Reference conditions are difficult to find in the Anthropocene but essential for effective biodiversity conservation. Aquatic ecosystems in the Andes-Amazon transition zone of Colombia are now at high risk due to expanded human activities after peace agreements in 2016 ended armed conflict because lands formerly controlled by FARC and other armed groups are now prone to agricultural and urban expansion. Particularly, expanding human land use may reduce fish diversity across the altitudinal gradient, especially in the premontane streams (i.e., <500 m a.s.l.) because lands are more amenable to human use than at greater altitudes. We evaluated fish α-diversity (measured as species richness, total abundance, and effective species number) and β-diversity (spatial and temporal) in 12 sites over 8 years bracketing the end of armed conflict. All α-diversity and β-diversity analyses were evaluated relative to categorical altitude (< or >500 m) and continuous altitude. Strong differences in fish community structure among sites occurred as a function of altitude. Fish communities exhibit altitudinal biodiversity gradients that are consistent in space and time, and that need to be accounted for conservation and management considerations. Our results provide a reference to identify short- and long-term changes due to impending human land use at a critical moment for the conservation of tropical fish diversity. Similar studies in other areas of the upper Amazon Basin are needed to evaluate effects of subsequent human activities on diversity patterns and our study area to compare to reference conditions reported here.

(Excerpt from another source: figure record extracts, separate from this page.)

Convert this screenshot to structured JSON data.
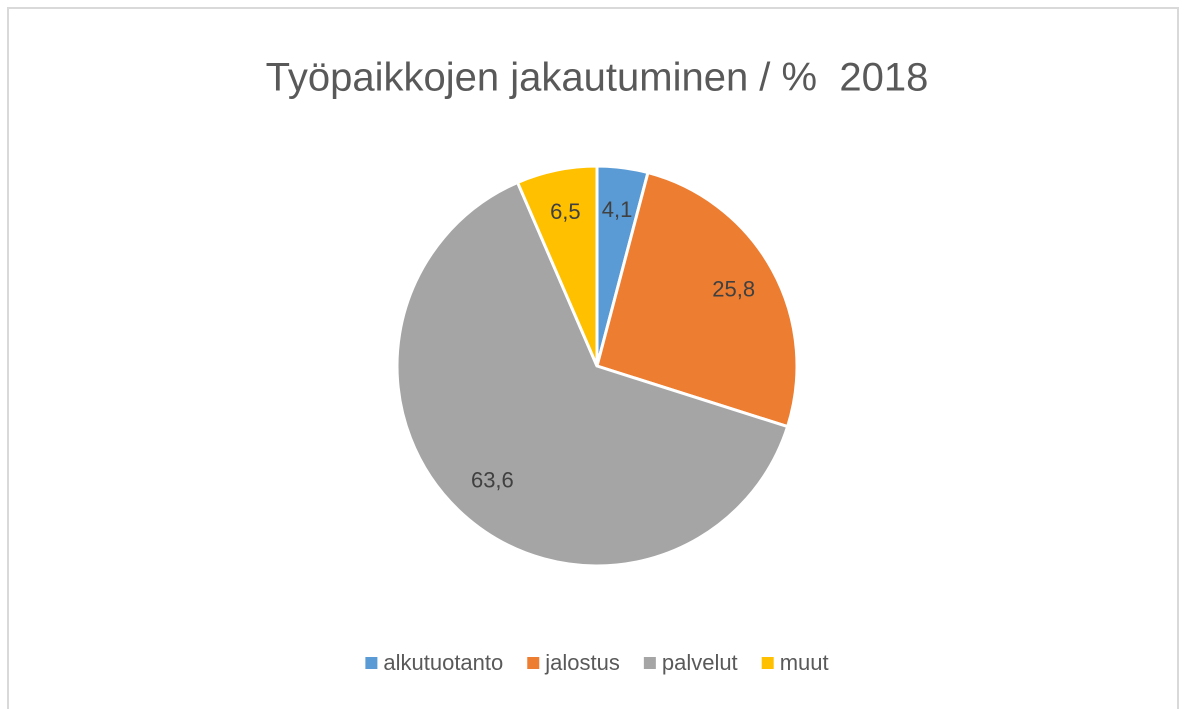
{
  "chart_data": {
    "type": "pie",
    "title": "Työpaikkojen jakautuminen / %  2018",
    "categories": [
      "alkutuotanto",
      "jalostus",
      "palvelut",
      "muut"
    ],
    "values": [
      4.1,
      25.8,
      63.6,
      6.5
    ],
    "value_labels": [
      "4,1",
      "25,8",
      "63,6",
      "6,5"
    ],
    "colors": [
      "#5b9bd5",
      "#ed7d31",
      "#a5a5a5",
      "#ffc000"
    ],
    "legend": "bottom"
  }
}
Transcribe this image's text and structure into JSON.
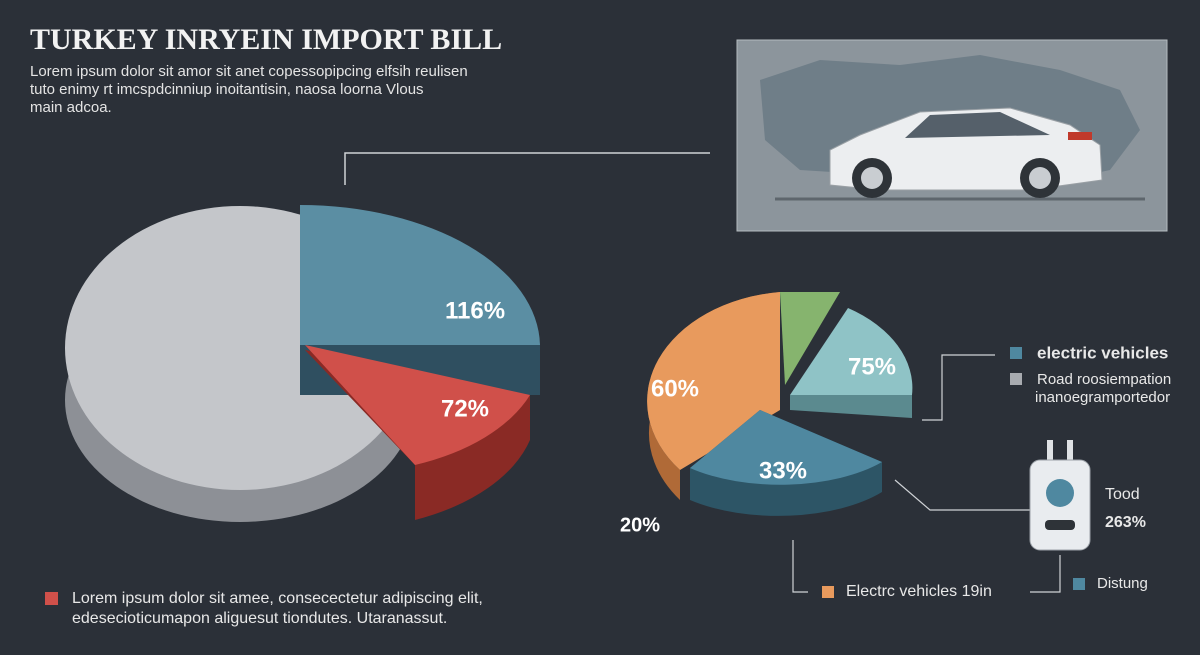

Keywords: Amazon piedmont; abundance; altitudinal gradient; beta diversity; effective diversity; land use; multivariate analysis; species richness.

FIGURE 1

Hypothetical effects of potential land use on fish α‐diversity across elevation gradients. The solid curve represents a decay of diversity with altitude. The lower dashed curve represents potential diversity after natural lands are converted to agriculture and other human uses, where greatest diversity loss (arrows) occurs at lower altitude.

FIGURE 2

(a) Geographical location of the sample sites. (b) Examples of the aquatic ecosystems within the altitudinal levels, which are the ones recognized by van der Hammen and dos Santos (1995).

FIGURE 3

Comparisons of premontane and basimontane fish communities. (a) Rarefaction curves approach asymptotes, indicating representative sampling. Premontane sites were inhabited by more species, as supported by evidence in (b) for total abundance, richness, and effective diversity. (c) Taxonomic composition differed between premontane and basimontane sites, where Siluriformes were more prominent in basimontane sites than in premontane sites. Characiformes were dominant in both site types, but in different proportions. (d) NMDS of fish communities from the sampled sites. Dots represent pooled temporal data (2013–2022) for sites. Polygons represent fish communities based on altitudinal levels recognized by van der Hammen and dos Santos (1995).

FIGURE 4

Regression lines for species richness (a), total abundance (b), and effective diversity (c) ~ altitude, where regression lines represent GLMM predicted values and error bars. Note log axes; regressions represent power law functions.

FIGURE 5

Temporal β‐diversity (Jaccard dissimilarity) of premontane (dark green) and basimontane (light green) sites. Temporal β‐diversity compares time t to time t + 1 for each site. Linear regressions are shown with 95% confidence intervals. Data represent Jaccard index for each site between consecutive samples, and adjusted R ² values are low because trends are essentially flat through time, as indicated by nonsignificant slope coefficients for Temporal Interval (premontane p = .96, basimontane p = 17).